Сервилия с благодарностью взглянула на гостя. Своей болтовней он немного развеял ее грусть.
— Давай я созову девушек. Ты неотразим, когда выступаешь перед красивыми женщинами. — Обсудив дела, Сервилия успокоилась.
— Да, на мою беду, — признался актер. — Красотки меня вдохновляют. А можно мне потом выбрать кого-нибудь? Такой актер, как я, достоин награды.
— Только одну, Белас.
— А двоих? Я так хочу любви, Сервилия, я изжаждался.
— Тогда одну девушку для любви и одну чашу вина — жажду утолить.
Холодная морская вода заплескивала в утлое суденышко, и Цецилий все время дрожал. Ночь была безлунная, и если бы не плеск и шорох волн, казалось бы, что лодка движется в пустоте. Двое гребцов молча работали веслами. Звезды, которые иногда появлялись в разрывах облаков, помогали им держать курс к берегам Греции. Парус сложили, и Цецилий хоть и не моряк, но догадался, что это неспроста.
— Итак, что у меня хорошего? — бормотал он. — Два ножа, горстка греческих монет — правда, неизвестно, что там на них можно купить…
Один из гребцов шикнул на него, налегая на весло, и Цецилий продолжил рассуждать о своих делах про себя. Он давно заметил, что в трудную минуту нужно сосредоточиться, разложить все по полочкам — и это поможет выбрать правильный путь.
«Золотой перстень Цезаря надежно пришит к кожаному поясу, — перечислял в уме Цецилий. — Есть пара прочных сандалий и шерстяные носки[1] — можно не бояться мозолей. Едой я запасся; если потребуется где-нибудь затаиться, не придется голодать, даже соль и оливковое масло взял — будет чем сдобрить кушанье. Плащ у меня отличный, не промокает… почти. Маловато, однако, чтоб заняться ремеслом лазутчика».
Цецилий приуныл, но тут в него плеснула очередная струя холодной воды, и он немного воспрял духом. «Смекалки мне не занимать; умею говорить по-гречески — за крестьянина сойду. На зрение не жалуюсь. Человек я бывалый».
Перечисляя преимущества, он почувствовал себя бодрее и слегка выпрямился. В конце концов, не зря же Марк Антоний выбрал именно его, да и Цезарь не послал бы глупца. Задача простая — сосчитать легионы в Греции и узнать, сколько у Помпея галер. Зная греческий язык, Цецилий уж как-нибудь найдет работу в военных лагерях, а раз в месяц ему нужно добраться до побережья и передать собранные сведения. И в один прекрасный день тот, кому он их передаст, скажет, что задание выполнено, можно садиться в лодку и плыть домой.

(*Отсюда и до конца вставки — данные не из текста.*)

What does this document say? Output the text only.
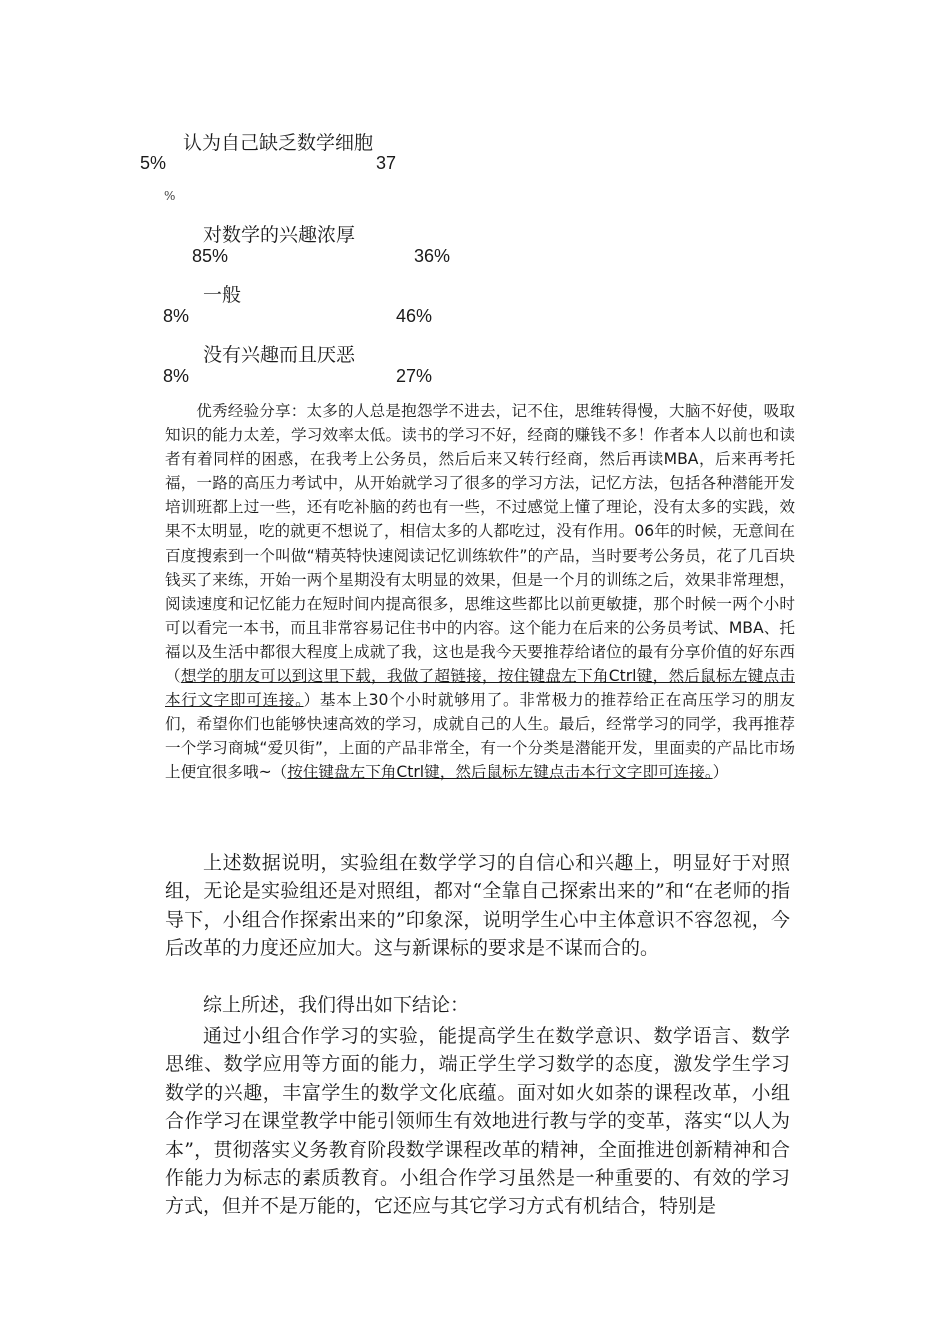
认为自己缺乏数学细胞
5%	37
%
对数学的兴趣浓厚
85%	36%
一般
8%	46%
没有兴趣而且厌恶
8%	27%

优秀经验分享：太多的人总是抱怨学不进去，记不住，思维转得慢，大脑不好使，吸取知识的能力太差，学习效率太低。读书的学习不好，经商的赚钱不多！作者本人以前也和读者有着同样的困惑，在我考上公务员，然后后来又转行经商，然后再读MBA，后来再考托福，一路的高压力考试中，从开始就学习了很多的学习方法，记忆方法，包括各种潜能开发培训班都上过一些，还有吃补脑的药也有一些，不过感觉上懂了理论，没有太多的实践，效果不太明显，吃的就更不想说了，相信太多的人都吃过，没有作用。06年的时候，无意间在百度搜索到一个叫做“精英特快速阅读记忆训练软件”的产品，当时要考公务员，花了几百块钱买了来练，开始一两个星期没有太明显的效果，但是一个月的训练之后，效果非常理想，阅读速度和记忆能力在短时间内提高很多，思维这些都比以前更敏捷，那个时候一两个小时可以看完一本书，而且非常容易记住书中的内容。这个能力在后来的公务员考试、MBA、托福以及生活中都很大程度上成就了我，这也是我今天要推荐给诸位的最有分享价值的好东西（想学的朋友可以到这里下载，我做了超链接，按住键盘左下角Ctrl键，然后鼠标左键点击本行文字即可连接。）基本上30个小时就够用了。非常极力的推荐给正在高压学习的朋友们，希望你们也能够快速高效的学习，成就自己的人生。最后，经常学习的同学，我再推荐一个学习商城“爱贝街”，上面的产品非常全，有一个分类是潜能开发，里面卖的产品比市场上便宜很多哦~（按住键盘左下角Ctrl键，然后鼠标左键点击本行文字即可连接。）

上述数据说明，实验组在数学学习的自信心和兴趣上，明显好于对照组，无论是实验组还是对照组，都对“全靠自己探索出来的”和“在老师的指导下，小组合作探索出来的”印象深，说明学生心中主体意识不容忽视，今后改革的力度还应加大。这与新课标的要求是不谋而合的。

综上所述，我们得出如下结论：

通过小组合作学习的实验，能提高学生在数学意识、数学语言、数学思维、数学应用等方面的能力，端正学生学习数学的态度，激发学生学习数学的兴趣，丰富学生的数学文化底蕴。面对如火如荼的课程改革，小组合作学习在课堂教学中能引领师生有效地进行教与学的变革，落实“以人为本”，贯彻落实义务教育阶段数学课程改革的精神，全面推进创新精神和合作能力为标志的素质教育。小组合作学习虽然是一种重要的、有效的学习方式，但并不是万能的，它还应与其它学习方式有机结合，特别是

— Может, вас за мной и пошлют, — шепнул Цецилий ближайшему гребцу, а тот, не дав ему договорить, сердито зашипел:
— Держи рот на замке, тут кругом галеры, а по воде слышно далеко.
Цецилий отвернулся — вот и поговорили. Он старался не обращать внимания на волны, которые весело переплескивали через борта и, казалось, радовались ему, словно старому другу. Как бы он ни отворачивался и ни кутался, брызги непременно проникали в самые неподходящие места.
«С другой стороны, — рассуждал Цецилий, — правая коленка болит, стоит только на ногу ступить. И два пальца у меня ноют всякий раз, когда идет дождь. И вообще, лучше бы быть отсюда подальше. Неизвестно, что меня ждет. Того и гляди, схватят, начнут пытать и убьют. Да еще двое этих угрюмцев, которым и дела нет до меня».
Тут его спутники, будто почуяв что-то, вдруг перестали грести и застыли. Он собрался спросить, в чем дело, но один из гребцов зажал ему рот ладонью.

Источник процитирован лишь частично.